Published on June 11th, 2010 | by Olumide3
World Cup 2010 Begins Today!
I read a quote on CNN yesterday. It was something like, “there is no doubt about it. The world revolves around a spinning ball”. There is indeed no doubt about it. The biggest event on earth is football and the biggest thing in football is the World Cup.
I am not much of a football fan, so permit the cynicism in my comments. But when I think about the World Cup in relation to my country, Nigeria, a few things come to mind:
-I’m grateful that Nigeria isn’t investing so much (compared to some other nations) into sports. There is a trend that has always occurred in history: when a nation becomes great, it gets into a state of complacency after some time. The people reduce their rate of industrial productivity (which made them great in the first case) and substitute it with entertainment (An Economist, W.W. Rostow postulated about economic growth. His final stage was a stage in which consumption would exceed production).Believe me, America is already threading that path. It’s not that they are not producing (and it’s definitely not that I have anything against sports). It’s just that the right balance is missing and that tells me that there is trouble by the corner…
But that is not to say that I’m pleased with the situation of the Nigerian entertainment industry. Like most things in Nigeria at the moment, we are grossly underproductive. Take our movie industry, Nollywood, for instance. We are one of the top 3 movie producing countries in the world, yet most Nigerian movies cannot sell even in Nigeria. Most are seriously substandard (how many people watch Nigerian movies these days: Do you?) while the remaining few that are good are so grossly pirated that the producers rarely ever reproduce.
And back to our football industry? First, football is the only sport that really sells in Nigeria. Yet, our young people have now lost interest in our local leagues (and even the National Team). They would rather look out for foreign clubs like Arsenal, Manchester United or Chelsea and this applies even to illiterates- bus conductors, drivers- it’s pathetic. The passion with which everyone supports these foreign clubs is amazingly annoying- you would think they were family properties or at least, financial benefits were attached. Some people here would fast, pray, weep, kill… depending on moods posed by football clubs in Europe.
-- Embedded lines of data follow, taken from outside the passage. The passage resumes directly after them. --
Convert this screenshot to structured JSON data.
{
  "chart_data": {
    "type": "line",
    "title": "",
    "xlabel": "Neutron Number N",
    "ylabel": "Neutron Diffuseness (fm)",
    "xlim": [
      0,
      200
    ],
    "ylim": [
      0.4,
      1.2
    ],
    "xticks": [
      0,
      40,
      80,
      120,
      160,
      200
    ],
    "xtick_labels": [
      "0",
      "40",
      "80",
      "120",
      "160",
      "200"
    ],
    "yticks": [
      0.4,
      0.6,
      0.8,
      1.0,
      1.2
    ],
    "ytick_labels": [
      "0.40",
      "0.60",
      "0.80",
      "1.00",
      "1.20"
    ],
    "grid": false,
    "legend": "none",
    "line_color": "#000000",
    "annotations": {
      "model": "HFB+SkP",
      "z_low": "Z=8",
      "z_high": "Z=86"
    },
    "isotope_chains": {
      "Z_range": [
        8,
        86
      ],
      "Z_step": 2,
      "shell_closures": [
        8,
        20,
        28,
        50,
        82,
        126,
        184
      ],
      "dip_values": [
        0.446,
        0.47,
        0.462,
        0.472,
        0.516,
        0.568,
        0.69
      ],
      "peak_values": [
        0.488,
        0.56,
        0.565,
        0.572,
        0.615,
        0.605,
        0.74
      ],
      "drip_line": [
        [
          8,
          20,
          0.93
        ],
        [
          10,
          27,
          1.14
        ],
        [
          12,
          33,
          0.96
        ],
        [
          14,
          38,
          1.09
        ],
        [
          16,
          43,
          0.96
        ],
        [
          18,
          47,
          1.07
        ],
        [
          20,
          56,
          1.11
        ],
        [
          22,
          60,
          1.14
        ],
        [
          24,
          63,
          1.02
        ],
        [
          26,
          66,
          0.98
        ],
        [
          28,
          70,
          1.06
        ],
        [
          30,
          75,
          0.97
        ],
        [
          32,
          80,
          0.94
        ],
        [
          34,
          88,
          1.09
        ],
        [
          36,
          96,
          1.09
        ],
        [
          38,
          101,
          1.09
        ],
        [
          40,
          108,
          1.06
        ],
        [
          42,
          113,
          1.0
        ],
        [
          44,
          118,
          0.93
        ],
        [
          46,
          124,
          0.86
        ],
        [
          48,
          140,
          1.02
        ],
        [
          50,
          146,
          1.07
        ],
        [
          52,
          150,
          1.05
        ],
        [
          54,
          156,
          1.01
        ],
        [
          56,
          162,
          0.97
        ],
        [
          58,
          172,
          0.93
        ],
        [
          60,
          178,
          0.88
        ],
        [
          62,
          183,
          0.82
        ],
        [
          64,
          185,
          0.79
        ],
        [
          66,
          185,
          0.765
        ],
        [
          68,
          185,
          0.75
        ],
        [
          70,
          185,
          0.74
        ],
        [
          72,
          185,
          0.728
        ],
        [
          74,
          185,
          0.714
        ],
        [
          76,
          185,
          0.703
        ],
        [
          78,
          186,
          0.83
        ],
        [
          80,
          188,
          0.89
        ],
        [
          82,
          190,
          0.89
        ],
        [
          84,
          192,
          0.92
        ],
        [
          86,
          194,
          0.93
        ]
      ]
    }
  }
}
Again, I must point out that my intention is not to attack football lovers. It is to point out that our current sports predicament is not just a ‘football’ problem but a ‘Nigerian’ problem. It is the same attitude that has crept into our nation and is killing our industries. It is the same reason why PHCN is a mess, why more than 80% of our youths are unemployed, why our best brains are begging at foreign embassies and would not object to washing toilets, kissing feet… anything to get out and stay out of the country.
I do know one thing, though. My generation (I’m in my twenties) did not cause this problem even though we have become its victims. Most of us were born in it. And that is what gives me my greatest fear: I’ve seen policemen collecting bribes in public like it’s the normal thing for as long as I can remember. So have most people of my generation. We’ve grown up knowing wrong to be right. For us, it has become normal not to have stable power supply or to get jobs. And elections have been rigged as far back as I can remember. It is fashionable for governors, senators, even presidents to embezzle money… My question is: How do you ‘unteach’ what has come to become our culture? I really hope the Minister of Information gets to read this. I love the idea of rebranding, but I think we need much more.
By the way, good luck to the Super Eagles, but I really would be surprised if they make it past the knockout stage. God works miracles, but he also has his principles. That is precisely why he is not a magician!